Posted on June 25, 2011


China has become the newest colonial power and in a global spread unequaled by previous colonial powers.  Articles  have been written about their colonization of Africa that has been on-going for decades. Currently they are making inroads into South America albeit Brazil and some other countries in which the Chinese have built a great deal of infrastructure in order to remove large quantities of precious natural resources.  Mexico is now being “colonized” as Chinese interests build factories and influence.

And what of the US?  Are we fighting proxy wars for the Chinese in Libya and elsewhere to protect Chinese interests, primarily oil, in the area?  Thousands of Chinese evacuated Libya versus hundreds of European and American workers and government officials.  Libyans were growing dissatisfied at having so many Chinese around.  This is a growing phenomenon in other “colonized” countries as well.  Why?  Because the Chinese do not hire locals.  They bring in Chinese workers.  They do this to not only keep the majority of their money but to reduce the large population that is pressing their economy as well. [See SamHenry’s articles on all of the aforementioned]

The Chinese influence on Capitol Hill is growing.  In recent years they have become adept lobbyists to the point that they have turned sentiment around and congressmen are falling in line.  For example:

China’s handling of troublesome U.S. politicians has evolved, too. When Sens. Charles E. Schumer (D-N.Y.) and Lindsey O. Graham (R-S.C.) proposed legislation in 2005 that would slap a 27.5 percent tariff on Chinese goods unless China revalued its currency, Beijing took a new tack. Instead of denouncing the pair on the front page of the People’s Daily, as it might have in the past, the Foreign Ministry in Beijing welcomed them on a visit to China. At the end of his trip, Schumer told reporters that he was no longer sure he would push for a vote on the bill and that he was “more optimistic that this can be worked out than we were in the past.”

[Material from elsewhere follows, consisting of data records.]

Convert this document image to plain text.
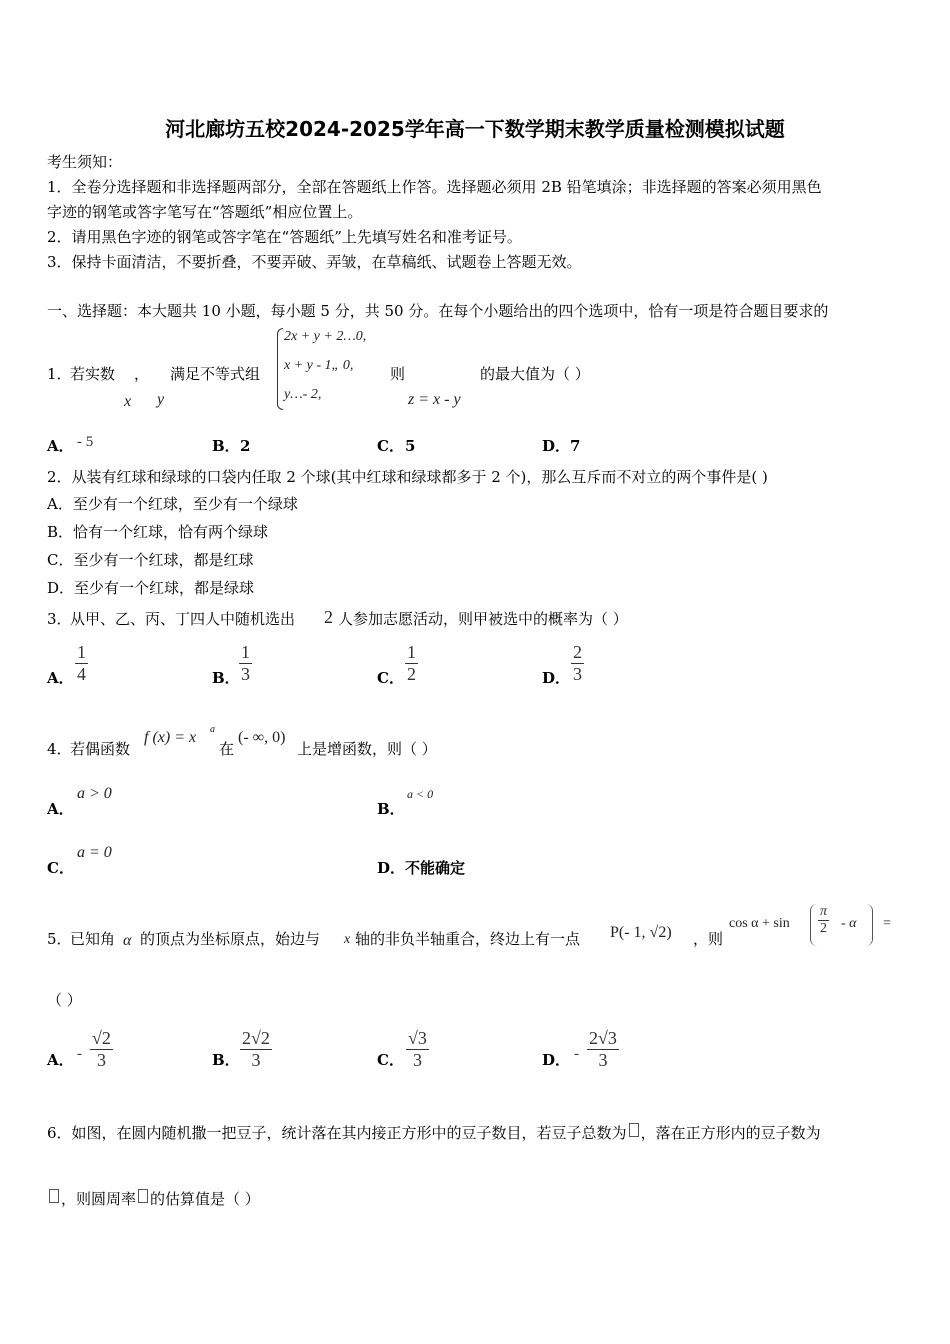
河北廊坊五校2024-2025学年高一下数学期末教学质量检测模拟试题
考生须知：
1．全卷分选择题和非选择题两部分，全部在答题纸上作答。选择题必须用 2B 铅笔填涂；非选择题的答案必须用黑色
字迹的钢笔或答字笔写在“答题纸”相应位置上。
2．请用黑色字迹的钢笔或答字笔在“答题纸”上先填写姓名和准考证号。
3．保持卡面清洁，不要折叠，不要弄破、弄皱，在草稿纸、试题卷上答题无效。
一、选择题：本大题共 10 小题，每小题 5 分，共 50 分。在每个小题给出的四个选项中，恰有一项是符合题目要求的
1．
若实数 ， 满足不等式组
x y
2x + y + 2…0,
x + y - 1„ 0,
y…- 2,
则
z = x - y
的最大值为（ ）
A． - 5	B． 2	C． 5	D． 7
2．从装有红球和绿球的口袋内任取 2 个球(其中红球和绿球都多于 2 个)，那么互斥而不对立的两个事件是( )
A．至少有一个红球，至少有一个绿球
B．恰有一个红球，恰有两个绿球
C．至少有一个红球，都是红球
D．至少有一个红球，都是绿球
3．
从甲、乙、丙、丁四人中随机选出 2 人参加志愿活动，则甲被选中的概率为（ ）
A． $\frac{1}{4}$	B． $\frac{1}{3}$	C． $\frac{1}{2}$	D． $\frac{2}{3}$
4．
若偶函数
f (x) = x a
在
(- ∞, 0)
上是增函数，则（ ）
A．
a > 0
B．
a < 0
C．
a = 0
D． 不能确定
5．
已知角 α 的顶点为坐标原点，始边与 x 轴的非负半轴重合，终边上有一点 P(- 1, √2) ，则
$\cos \alpha + \sin \frac{\pi}{2} - \alpha$ =
（ ）
A． - $\frac{√2}{3}$	B． $\frac{2√2}{3}$	C． $\frac{√3}{3}$	D． - $\frac{2√3}{3}$
6．如图，在圆内随机撒一把豆子，统计落在其内接正方形中的豆子数目，若豆子总数为 ，落在正方形内的豆子数为
，则圆周率 的估算值是（ ）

From 2005 to 2009, China for the first time hosted more U.S. politicians and congressional staff members than Taiwan, according to LegiStorm.com, a congressional watchdog. China has also tripled the amount it spends on lobbying firms, including such powerhouses as Patton Boggs and Hogan & Hartson, since 2006 — although it continues to be outspent by Taiwan.

Feinstein said the views of her colleagues have become more sophisticated with time. They know that China holds a massive amount of U.S. debt and that it imports a lot of goods — $11 billion worth from her state alone last year. “I have never seen a country change as fast in 30 years as China has done,” she said. [Washington Post]

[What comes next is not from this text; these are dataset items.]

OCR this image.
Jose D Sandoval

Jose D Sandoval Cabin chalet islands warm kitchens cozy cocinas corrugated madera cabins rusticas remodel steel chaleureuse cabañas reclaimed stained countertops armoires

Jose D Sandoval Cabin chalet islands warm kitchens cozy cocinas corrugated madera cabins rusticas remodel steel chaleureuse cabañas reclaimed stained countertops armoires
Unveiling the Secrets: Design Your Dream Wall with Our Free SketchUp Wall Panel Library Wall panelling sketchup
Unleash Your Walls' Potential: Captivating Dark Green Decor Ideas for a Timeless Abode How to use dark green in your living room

Most alarming, the Chinese have not only been buying land, they have been until recently planning what amounts to a self-sufficient city near Boise, Idaho.  Politicians there welcomed them.  At the time of their first visit then Ambassador to China and current Governor of Idaho,  Jon Huntsman, was among those who favored the move in 2010.  Over the past year however, the Chinese corporation planning this “city” have been exceedingly quiet about their plans. [Idaho Statesman]

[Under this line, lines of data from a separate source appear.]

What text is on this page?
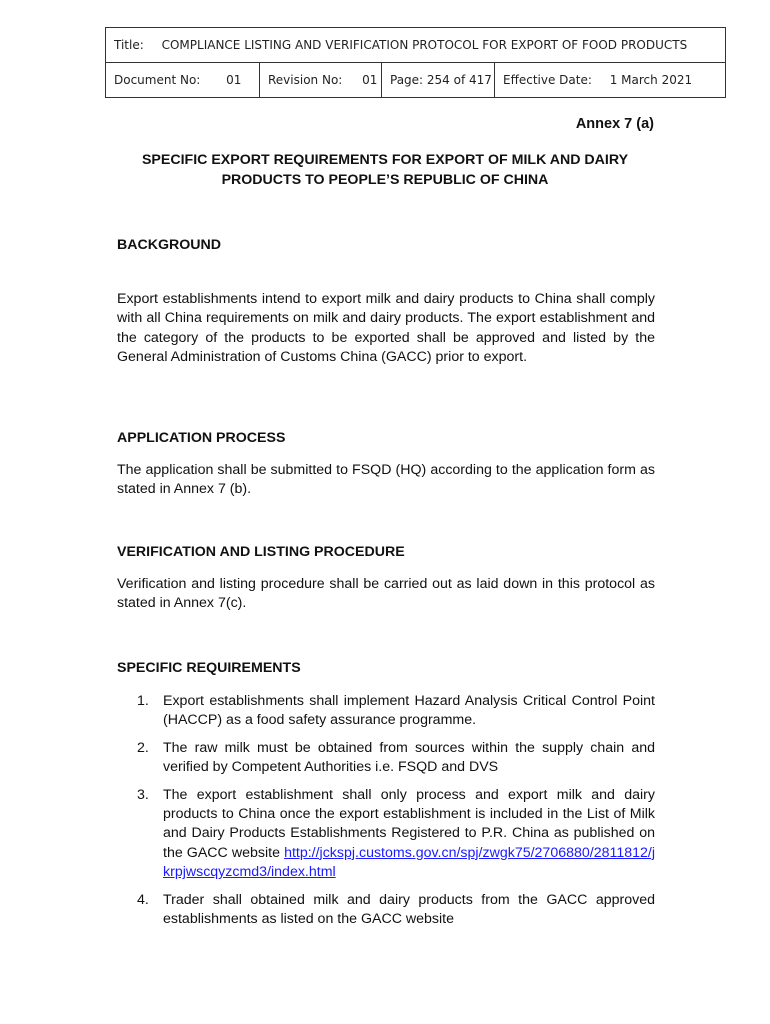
Title: COMPLIANCE LISTING AND VERIFICATION PROTOCOL FOR EXPORT OF FOOD PRODUCTS
Document No: 01	Revision No: 01	Page: 254 of 417	Effective Date: 1 March 2021
Annex 7 (a)
SPECIFIC EXPORT REQUIREMENTS FOR EXPORT OF MILK AND DAIRY PRODUCTS TO PEOPLE’S REPUBLIC OF CHINA

BACKGROUND

Export establishments intend to export milk and dairy products to China shall comply with all China requirements on milk and dairy products. The export establishment and the category of the products to be exported shall be approved and listed by the General Administration of Customs China (GACC) prior to export.

APPLICATION PROCESS

The application shall be submitted to FSQD (HQ) according to the application form as stated in Annex 7 (b).

VERIFICATION AND LISTING PROCEDURE

Verification and listing procedure shall be carried out as laid down in this protocol as stated in Annex 7(c).

SPECIFIC REQUIREMENTS

1. Export establishments shall implement Hazard Analysis Critical Control Point (HACCP) as a food safety assurance programme.
2. The raw milk must be obtained from sources within the supply chain and verified by Competent Authorities i.e. FSQD and DVS
3. The export establishment shall only process and export milk and dairy products to China once the export establishment is included in the List of Milk and Dairy Products Establishments Registered to P.R. China as published on the GACC website http://jckspj.customs.gov.cn/spj/zwgk75/2706880/2811812/jkrpjwscqyzcmd3/index.html
4. Trader shall obtained milk and dairy products from the GACC approved establishments as listed on the GACC website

In one bizarre case, the Chinese have copied (without permission of property owners) an entire historic Austrian Village for building in China:

“I don’t like the idea of knowing that a team was present here for years measuring, and photographing and studying us,” she said Thursday, sitting at her hotel’s terrace against the stunning backdrop of Lake Hallstatt, its surface mirroring nearby granite peaks. “I would have expected them to approach us directly – the whole thing reminds of a bit of Big Brother is watching.

“This house is my personal work of art,” she said of her 400-year-old hotel. “And then someone comes here and copies it – for me, it’s as if a painter copies someone else’s artwork.”

The Chinese developers are advertising the project as low-density, high-end residential development “surrounded by mountains with mountain and lake views,” to be built “in a European architectural style, with a commercial street built with the characteristics of an Austrian-style town.”